Some critics have criticised that growing fuels for cars and trucks will be at the cost of food production so necessary for the country. Though this is clearly not the case with Jetropha that grows on waste land. In the case of ethanol that, like alcohol, is mainly produced from sugarcane, there is considerable scope for picking up the surplus production which results in so much waste, and ethanol can also be extracted from other crops including beets and corn.

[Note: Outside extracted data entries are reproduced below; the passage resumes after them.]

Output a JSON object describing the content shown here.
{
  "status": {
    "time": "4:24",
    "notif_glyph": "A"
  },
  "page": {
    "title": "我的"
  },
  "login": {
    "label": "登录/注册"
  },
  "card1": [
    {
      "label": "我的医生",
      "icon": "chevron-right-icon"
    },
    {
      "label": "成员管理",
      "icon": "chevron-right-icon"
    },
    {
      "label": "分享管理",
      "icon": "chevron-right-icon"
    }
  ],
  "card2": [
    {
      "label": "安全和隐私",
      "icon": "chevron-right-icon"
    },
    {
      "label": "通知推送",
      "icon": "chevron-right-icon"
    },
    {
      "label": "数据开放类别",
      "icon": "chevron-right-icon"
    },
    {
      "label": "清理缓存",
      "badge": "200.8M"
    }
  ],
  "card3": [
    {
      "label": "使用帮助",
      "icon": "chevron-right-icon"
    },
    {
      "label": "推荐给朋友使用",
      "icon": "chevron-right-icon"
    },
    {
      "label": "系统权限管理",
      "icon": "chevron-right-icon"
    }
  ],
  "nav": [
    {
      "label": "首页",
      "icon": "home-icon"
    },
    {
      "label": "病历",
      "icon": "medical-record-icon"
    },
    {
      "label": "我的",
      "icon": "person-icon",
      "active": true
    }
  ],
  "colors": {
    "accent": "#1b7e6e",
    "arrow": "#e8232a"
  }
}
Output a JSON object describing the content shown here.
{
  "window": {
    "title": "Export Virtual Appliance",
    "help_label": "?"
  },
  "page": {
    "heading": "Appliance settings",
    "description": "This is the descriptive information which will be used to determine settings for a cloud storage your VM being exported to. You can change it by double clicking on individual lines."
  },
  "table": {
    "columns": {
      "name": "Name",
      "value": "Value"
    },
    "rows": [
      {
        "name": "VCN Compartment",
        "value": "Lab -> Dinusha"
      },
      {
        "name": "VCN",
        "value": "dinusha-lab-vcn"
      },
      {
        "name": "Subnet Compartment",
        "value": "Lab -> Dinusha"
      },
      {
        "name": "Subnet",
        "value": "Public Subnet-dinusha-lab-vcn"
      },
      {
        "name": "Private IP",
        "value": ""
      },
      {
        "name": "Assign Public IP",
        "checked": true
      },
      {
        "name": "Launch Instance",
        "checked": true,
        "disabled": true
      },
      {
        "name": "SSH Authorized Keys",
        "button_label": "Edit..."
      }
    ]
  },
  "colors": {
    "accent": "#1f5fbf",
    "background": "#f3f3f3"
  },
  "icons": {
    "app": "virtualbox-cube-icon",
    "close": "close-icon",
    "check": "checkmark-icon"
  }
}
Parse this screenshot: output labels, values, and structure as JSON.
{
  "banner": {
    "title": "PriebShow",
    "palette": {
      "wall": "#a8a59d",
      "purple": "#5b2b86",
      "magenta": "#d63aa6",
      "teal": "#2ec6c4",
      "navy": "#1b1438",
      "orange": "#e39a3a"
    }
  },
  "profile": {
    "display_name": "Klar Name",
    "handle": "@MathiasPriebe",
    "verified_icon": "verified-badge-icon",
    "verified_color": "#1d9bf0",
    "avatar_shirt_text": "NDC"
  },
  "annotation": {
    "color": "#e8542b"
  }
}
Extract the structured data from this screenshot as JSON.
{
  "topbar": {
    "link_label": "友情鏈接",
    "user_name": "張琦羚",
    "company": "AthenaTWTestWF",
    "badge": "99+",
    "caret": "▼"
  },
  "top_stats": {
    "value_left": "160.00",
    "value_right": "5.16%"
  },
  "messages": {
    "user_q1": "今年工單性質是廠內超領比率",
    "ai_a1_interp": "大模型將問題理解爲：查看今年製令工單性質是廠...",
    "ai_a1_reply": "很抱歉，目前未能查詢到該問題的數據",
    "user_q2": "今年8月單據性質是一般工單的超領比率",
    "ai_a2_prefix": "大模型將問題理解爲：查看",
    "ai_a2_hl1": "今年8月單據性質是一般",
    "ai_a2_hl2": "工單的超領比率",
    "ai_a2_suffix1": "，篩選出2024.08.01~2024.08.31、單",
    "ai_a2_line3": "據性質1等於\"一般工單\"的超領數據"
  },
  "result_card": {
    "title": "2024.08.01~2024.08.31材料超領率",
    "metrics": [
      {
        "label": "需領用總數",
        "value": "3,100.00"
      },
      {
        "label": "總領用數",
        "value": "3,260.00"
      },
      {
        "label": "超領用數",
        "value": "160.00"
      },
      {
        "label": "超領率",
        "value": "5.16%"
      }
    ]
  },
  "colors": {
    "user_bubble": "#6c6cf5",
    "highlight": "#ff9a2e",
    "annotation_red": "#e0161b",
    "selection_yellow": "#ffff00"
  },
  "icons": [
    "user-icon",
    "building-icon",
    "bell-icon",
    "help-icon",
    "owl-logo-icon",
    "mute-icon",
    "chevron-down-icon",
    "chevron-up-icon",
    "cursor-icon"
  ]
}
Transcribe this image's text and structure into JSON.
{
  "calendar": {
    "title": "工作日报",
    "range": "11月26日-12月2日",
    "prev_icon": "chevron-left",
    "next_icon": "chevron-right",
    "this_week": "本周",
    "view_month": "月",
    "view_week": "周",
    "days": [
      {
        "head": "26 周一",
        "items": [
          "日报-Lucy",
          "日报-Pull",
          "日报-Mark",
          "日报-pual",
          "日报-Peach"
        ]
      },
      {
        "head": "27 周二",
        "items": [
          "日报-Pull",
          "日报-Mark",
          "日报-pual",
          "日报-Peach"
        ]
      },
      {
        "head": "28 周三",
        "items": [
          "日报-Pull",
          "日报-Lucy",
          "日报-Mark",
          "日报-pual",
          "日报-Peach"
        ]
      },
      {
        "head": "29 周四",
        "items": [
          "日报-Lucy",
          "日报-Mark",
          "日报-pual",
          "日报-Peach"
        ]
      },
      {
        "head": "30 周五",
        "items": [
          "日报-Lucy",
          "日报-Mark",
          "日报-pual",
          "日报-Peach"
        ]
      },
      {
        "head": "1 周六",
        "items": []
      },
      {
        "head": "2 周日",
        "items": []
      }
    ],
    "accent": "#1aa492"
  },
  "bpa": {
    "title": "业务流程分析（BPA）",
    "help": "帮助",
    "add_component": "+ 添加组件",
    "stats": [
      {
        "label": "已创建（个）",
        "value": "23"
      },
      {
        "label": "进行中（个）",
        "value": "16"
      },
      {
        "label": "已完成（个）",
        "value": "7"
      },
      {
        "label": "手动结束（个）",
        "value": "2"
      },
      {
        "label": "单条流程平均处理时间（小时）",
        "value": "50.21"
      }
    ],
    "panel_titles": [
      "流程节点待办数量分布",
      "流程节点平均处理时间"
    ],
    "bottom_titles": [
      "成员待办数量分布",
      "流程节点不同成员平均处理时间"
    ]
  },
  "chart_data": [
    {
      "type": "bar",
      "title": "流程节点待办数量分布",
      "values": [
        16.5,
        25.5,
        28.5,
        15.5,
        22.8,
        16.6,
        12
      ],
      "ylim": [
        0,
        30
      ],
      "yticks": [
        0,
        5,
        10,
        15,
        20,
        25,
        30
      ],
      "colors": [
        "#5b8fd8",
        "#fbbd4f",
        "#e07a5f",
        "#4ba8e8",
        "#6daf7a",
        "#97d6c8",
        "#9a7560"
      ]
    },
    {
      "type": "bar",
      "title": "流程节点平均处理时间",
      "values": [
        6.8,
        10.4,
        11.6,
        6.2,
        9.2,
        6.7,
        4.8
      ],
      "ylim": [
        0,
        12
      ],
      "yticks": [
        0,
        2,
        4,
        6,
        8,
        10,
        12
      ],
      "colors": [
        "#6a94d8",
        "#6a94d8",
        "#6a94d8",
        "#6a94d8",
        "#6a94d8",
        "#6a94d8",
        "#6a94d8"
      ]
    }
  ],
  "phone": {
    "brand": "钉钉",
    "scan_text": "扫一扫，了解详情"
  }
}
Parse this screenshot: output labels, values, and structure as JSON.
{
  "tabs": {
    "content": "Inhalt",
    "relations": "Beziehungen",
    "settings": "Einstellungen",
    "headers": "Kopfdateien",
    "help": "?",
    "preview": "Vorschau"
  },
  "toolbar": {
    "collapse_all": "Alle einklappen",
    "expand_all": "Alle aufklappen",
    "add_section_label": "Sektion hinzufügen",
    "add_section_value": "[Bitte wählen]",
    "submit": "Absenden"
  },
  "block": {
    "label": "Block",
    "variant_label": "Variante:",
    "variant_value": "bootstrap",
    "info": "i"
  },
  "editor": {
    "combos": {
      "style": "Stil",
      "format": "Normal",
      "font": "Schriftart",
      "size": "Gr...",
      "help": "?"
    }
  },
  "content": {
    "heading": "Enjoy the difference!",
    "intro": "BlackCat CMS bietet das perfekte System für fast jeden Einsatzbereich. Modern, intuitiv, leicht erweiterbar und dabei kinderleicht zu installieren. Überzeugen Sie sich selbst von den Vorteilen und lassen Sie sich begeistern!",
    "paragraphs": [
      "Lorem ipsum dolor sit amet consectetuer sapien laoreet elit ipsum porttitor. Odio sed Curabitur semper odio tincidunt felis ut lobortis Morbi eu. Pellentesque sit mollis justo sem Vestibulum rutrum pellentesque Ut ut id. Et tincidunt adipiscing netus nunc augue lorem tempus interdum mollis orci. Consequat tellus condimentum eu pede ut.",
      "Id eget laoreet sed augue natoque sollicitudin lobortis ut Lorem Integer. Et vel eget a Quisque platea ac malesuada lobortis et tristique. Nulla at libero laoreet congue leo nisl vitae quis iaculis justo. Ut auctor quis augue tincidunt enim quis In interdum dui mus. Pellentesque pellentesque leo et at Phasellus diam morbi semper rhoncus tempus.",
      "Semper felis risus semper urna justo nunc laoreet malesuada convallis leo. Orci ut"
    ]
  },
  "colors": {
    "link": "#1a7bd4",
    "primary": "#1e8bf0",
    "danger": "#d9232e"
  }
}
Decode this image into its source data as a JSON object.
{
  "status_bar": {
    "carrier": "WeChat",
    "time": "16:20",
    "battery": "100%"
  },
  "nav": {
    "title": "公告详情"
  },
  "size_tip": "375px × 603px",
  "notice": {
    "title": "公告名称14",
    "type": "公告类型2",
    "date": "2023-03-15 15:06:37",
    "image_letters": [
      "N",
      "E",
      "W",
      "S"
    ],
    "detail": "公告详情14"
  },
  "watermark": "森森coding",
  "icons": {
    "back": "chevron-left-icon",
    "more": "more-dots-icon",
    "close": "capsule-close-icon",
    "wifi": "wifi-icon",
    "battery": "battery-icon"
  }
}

Much of rural land lies underutilized and demand for bio fuels will only increase farm incomes and stabilize farm product prices. The growing of more fuel generating crops will definitely put more money into rural pockets and stabalize fluctuating demand for agro products. They may lead to some impact on food prices, which would be a small price to pay for reducing the income disparities between urban and rural communities.
India has millions of hectares of wasteland and even if it may take several years to produce enough biodiesel to plug the foreign exchange drain, every step on the way will benefit millions of marginal farmers in India’s poorest lands. Today biodiesel seems to be the most viable alternate fuel on the horizon and the Indian Government and all its many agencies should pull out all the stops to make it commercially available in sufficient quantities, as soon as possible.
Many alternate fuels are being seriously studied. Toyota is producing hybrid vehicles, using both a petrol engine and an electric motor, but they are expensive, heavy and not very convenient. GM, Ford, Daimler Chrysler and others are looking at fuel cells, that directly convert fossil fuels into electricity, but while efficient these are still years away in the future. BMW is exploring hydrogen and though this is clean and efficient, the production of hydrogen needs energy and may generate some pollution. Then there is the problem of distribution because no energy source is as convenient as the neighbourhood petrol pump.
For a country with so much underutilized agricultural land, bio fuels are clearly an option that should be very seriously pursued.